Supermassive Games, sviluppatore di Until Dawn e The Dark Pictures, vuole continuare a sviluppare giochi con scelte e conseguenze, ma vorrebbe anche cambiare genere e andare oltre l’horror.

Supermassive Games è uno studio inglese rinomato per i suoi giochi che permettono di prendere delle scelte, le quali portano a conseguenze che si ripercuotono, in modo positivo o negativo, sul prosieguo della storia.

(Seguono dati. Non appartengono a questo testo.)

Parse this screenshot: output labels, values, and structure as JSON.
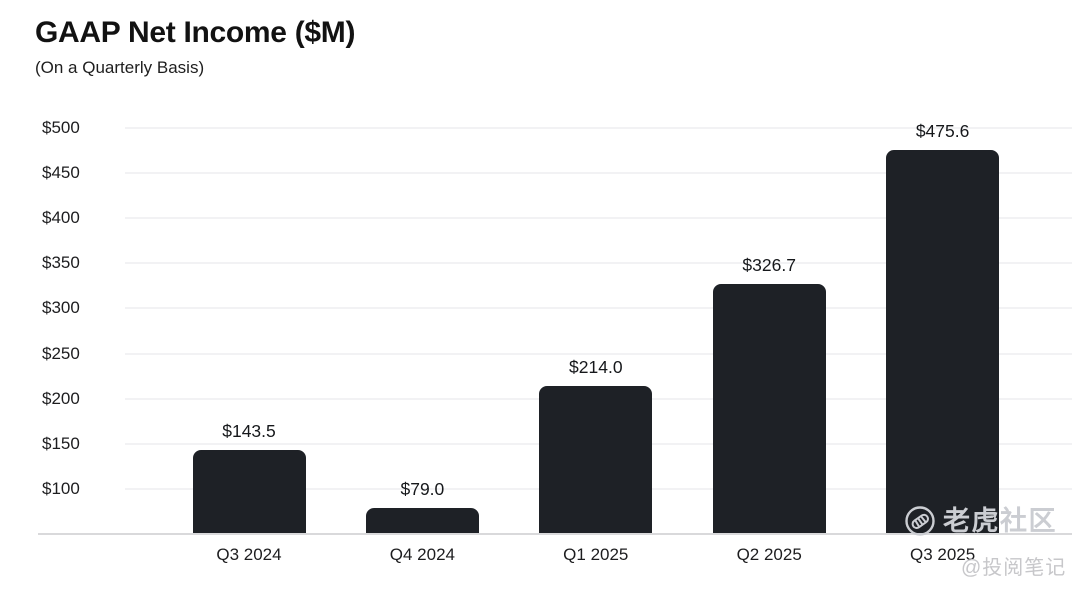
{
  "header": {
    "title": "GAAP Net Income ($M)",
    "subtitle": "(On a Quarterly Basis)"
  },
  "chart_data": {
    "type": "bar",
    "title": "GAAP Net Income ($M)",
    "subtitle": "(On a Quarterly Basis)",
    "categories": [
      "Q3 2024",
      "Q4 2024",
      "Q1 2025",
      "Q2 2025",
      "Q3 2025"
    ],
    "values": [
      143.5,
      79.0,
      214.0,
      326.7,
      475.6
    ],
    "value_labels": [
      "$143.5",
      "$79.0",
      "$214.0",
      "$326.7",
      "$475.6"
    ],
    "xlabel": "",
    "ylabel": "",
    "ylim": [
      50,
      500
    ],
    "yticks": [
      {
        "value": 100,
        "label": "$100"
      },
      {
        "value": 150,
        "label": "$150"
      },
      {
        "value": 200,
        "label": "$200"
      },
      {
        "value": 250,
        "label": "$250"
      },
      {
        "value": 300,
        "label": "$300"
      },
      {
        "value": 350,
        "label": "$350"
      },
      {
        "value": 400,
        "label": "$400"
      },
      {
        "value": 450,
        "label": "$450"
      },
      {
        "value": 500,
        "label": "$500"
      }
    ],
    "grid": true,
    "legend": false
  },
  "watermark": {
    "brand": "老虎社区",
    "handle": "@投阅笔记",
    "logo_icon": "tiger-circle-icon"
  },
  "colors": {
    "background": "#ffffff",
    "bar": "#1e2126",
    "gridline": "#f2f2f4",
    "axis_line": "#d9d9db",
    "title_text": "#121212",
    "tick_text": "#1d1d1f",
    "value_text": "#16181b",
    "watermark": "#cbcdd2",
    "handle": "#c7c7ca"
  }
}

Si tratta di uno studio molto attivo perché negli ultimi anni ha sfornato un buon numero di titoli: Until Dawn e The Quarry sono i due estremi, nel mezzo c’è la serie antologica The Dark Pictures, formata da Man of Medan, Little Hope e House of Ashes. Quest’anno, inoltre, dovrebbe uscire il quarto episodio, The Devil in Me.

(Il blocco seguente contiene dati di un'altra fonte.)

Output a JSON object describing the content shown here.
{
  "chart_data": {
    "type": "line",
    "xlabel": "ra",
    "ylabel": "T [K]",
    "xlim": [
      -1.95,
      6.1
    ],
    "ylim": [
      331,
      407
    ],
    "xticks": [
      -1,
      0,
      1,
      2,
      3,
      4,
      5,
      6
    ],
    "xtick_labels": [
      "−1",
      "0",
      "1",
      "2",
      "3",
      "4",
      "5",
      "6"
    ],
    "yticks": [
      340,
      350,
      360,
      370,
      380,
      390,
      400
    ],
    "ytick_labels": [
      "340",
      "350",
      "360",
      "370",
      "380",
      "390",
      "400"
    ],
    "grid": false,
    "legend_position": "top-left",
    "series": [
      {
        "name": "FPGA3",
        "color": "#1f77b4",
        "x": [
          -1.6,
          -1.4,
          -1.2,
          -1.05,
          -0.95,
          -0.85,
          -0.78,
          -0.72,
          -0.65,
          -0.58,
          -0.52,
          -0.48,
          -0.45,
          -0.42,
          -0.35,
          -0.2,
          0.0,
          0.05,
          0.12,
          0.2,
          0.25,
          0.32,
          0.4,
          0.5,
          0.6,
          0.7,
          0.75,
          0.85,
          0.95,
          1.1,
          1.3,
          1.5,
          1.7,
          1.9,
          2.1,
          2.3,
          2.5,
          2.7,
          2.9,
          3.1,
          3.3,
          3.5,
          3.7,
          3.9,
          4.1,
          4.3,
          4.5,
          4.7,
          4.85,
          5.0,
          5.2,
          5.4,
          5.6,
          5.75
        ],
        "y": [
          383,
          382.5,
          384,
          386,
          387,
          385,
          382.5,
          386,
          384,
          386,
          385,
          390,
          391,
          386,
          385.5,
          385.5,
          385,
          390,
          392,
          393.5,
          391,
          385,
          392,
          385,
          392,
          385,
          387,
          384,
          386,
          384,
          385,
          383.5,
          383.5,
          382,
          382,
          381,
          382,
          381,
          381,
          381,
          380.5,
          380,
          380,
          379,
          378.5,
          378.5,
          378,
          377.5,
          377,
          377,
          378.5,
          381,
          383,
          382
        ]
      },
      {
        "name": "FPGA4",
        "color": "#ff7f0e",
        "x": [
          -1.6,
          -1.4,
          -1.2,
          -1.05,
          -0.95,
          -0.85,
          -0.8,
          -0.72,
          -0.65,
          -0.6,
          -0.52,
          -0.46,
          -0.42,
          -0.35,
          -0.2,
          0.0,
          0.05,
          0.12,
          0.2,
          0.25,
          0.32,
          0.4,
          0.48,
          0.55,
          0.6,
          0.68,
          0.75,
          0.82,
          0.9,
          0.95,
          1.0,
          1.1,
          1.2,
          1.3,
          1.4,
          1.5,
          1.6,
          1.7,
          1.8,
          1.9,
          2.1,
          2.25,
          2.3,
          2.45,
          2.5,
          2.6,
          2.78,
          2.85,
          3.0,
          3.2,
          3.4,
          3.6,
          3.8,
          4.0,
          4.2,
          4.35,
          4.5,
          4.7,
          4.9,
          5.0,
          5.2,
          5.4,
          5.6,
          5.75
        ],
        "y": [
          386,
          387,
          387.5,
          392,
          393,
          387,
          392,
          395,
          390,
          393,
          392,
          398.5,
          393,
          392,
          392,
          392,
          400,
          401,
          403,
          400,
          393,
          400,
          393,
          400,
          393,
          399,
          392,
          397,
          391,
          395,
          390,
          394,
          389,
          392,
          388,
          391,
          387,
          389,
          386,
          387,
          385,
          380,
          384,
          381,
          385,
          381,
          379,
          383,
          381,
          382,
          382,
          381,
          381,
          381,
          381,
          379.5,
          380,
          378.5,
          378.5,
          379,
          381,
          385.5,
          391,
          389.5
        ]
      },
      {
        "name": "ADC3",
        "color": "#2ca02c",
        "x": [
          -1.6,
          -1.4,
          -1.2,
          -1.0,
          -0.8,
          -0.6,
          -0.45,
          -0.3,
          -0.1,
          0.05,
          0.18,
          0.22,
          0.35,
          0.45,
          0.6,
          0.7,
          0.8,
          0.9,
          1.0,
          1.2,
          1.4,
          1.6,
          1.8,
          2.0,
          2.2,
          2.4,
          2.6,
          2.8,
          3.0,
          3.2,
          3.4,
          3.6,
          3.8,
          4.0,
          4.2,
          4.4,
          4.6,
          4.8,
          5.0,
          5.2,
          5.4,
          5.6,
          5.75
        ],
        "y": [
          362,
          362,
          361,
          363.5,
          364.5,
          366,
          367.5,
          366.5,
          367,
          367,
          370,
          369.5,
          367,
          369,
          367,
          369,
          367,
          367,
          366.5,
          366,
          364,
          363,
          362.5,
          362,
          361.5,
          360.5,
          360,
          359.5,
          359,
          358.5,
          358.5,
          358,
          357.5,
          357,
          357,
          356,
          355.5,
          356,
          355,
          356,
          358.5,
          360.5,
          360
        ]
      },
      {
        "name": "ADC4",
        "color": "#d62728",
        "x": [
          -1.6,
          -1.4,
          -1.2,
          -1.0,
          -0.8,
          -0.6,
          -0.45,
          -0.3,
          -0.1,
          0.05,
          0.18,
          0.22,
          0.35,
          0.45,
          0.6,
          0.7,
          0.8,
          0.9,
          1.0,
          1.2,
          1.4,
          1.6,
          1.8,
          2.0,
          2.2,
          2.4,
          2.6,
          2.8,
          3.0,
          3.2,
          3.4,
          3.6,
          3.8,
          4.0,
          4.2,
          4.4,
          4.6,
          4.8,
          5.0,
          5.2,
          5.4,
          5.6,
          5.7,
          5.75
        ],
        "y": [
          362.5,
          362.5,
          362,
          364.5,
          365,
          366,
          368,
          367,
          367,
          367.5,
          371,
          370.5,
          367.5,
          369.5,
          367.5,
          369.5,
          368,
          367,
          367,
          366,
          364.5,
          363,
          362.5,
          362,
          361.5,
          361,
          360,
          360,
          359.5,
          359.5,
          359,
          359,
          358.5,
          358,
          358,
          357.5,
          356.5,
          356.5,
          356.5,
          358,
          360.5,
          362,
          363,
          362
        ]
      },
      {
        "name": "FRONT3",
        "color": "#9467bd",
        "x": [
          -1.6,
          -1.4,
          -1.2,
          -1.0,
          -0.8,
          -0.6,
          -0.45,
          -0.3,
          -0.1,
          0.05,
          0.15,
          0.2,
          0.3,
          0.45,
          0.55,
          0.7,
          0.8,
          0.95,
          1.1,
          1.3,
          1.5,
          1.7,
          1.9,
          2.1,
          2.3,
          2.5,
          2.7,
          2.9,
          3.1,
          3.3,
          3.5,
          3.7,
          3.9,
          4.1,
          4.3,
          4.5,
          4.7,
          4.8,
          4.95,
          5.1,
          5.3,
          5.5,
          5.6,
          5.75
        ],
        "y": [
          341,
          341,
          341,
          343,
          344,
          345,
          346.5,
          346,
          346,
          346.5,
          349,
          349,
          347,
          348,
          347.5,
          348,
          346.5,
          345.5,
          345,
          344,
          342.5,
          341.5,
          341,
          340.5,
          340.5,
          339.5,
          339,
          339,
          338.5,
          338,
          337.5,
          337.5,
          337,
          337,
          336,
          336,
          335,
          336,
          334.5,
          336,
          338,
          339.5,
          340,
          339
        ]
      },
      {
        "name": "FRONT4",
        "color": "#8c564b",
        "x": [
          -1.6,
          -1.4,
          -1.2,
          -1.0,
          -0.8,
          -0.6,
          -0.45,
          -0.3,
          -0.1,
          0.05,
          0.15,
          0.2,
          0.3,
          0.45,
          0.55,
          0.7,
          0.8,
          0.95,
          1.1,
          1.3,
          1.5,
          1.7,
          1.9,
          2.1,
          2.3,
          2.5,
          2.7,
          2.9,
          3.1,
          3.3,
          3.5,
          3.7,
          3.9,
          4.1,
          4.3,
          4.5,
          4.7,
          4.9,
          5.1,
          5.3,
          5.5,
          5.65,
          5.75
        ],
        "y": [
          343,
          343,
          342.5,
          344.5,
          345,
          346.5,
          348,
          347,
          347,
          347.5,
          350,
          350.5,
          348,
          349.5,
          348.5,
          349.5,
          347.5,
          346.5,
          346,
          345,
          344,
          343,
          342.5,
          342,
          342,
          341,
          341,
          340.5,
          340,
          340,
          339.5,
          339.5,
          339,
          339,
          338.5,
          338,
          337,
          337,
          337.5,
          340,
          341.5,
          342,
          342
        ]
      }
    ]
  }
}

Tutti questi giochi hanno un comune denominatore, il genere horror. Supermassive è specializzata in storie dell’orrore, solitamente con teenager protagonisti, tuttavia in una recente intervista rilasciata a Gamesindustry, il CEO Pete Samuels ha dichiarato di voler andare oltre e creare storie di tutt’altro genere e tenore.

Non solo horror nel futuro di Supermassive

Pete Samuels, CEO di Supermassive, ha affermato di conoscere già i titoli in programmazione per i prossimi cinque o sei anni, infatti, il suo team si è ampliato e conta ben 300 persone, ma presto potrebbero diventare 400. Sanno cosa fare e come farlo e non vogliono allontanarsi dalle meccaniche che hanno reso famoso lo studio, pertanto nei loro giochi ci saranno sempre scelte e conseguenze.

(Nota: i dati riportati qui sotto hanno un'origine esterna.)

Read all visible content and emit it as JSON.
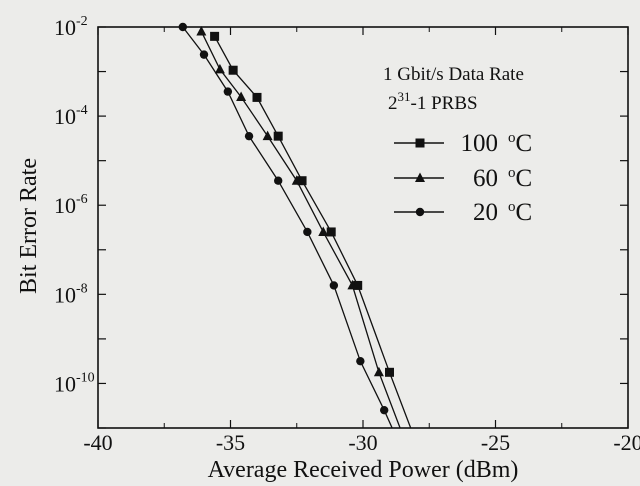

Pete afferma anche che quando un team diventa più grande, c’è bisogno di innovazione per portare entusiasmo. Ebbene, il futuro di Supermassive potrebbe abbracciare anche altri generi. L’horror rimarrà il loro punto di riferimento, anzi, l’intenzione è di creare storie ancora più cupe e spaventose, però i titoli futuri potrebbero esplorare nuove tematiche, nuovi mondi, in modo da diversificare l’offerta.

Samuels dice che Supermassive funzionerebbe anche al di fuori del genere horror, spesso ne parla con il resto del team che concorda e vuole sperimentare cose nuove. Anche se i giochi futuri potrebbero avere meccaniche diverse, saranno sempre “giochi Supermassive”.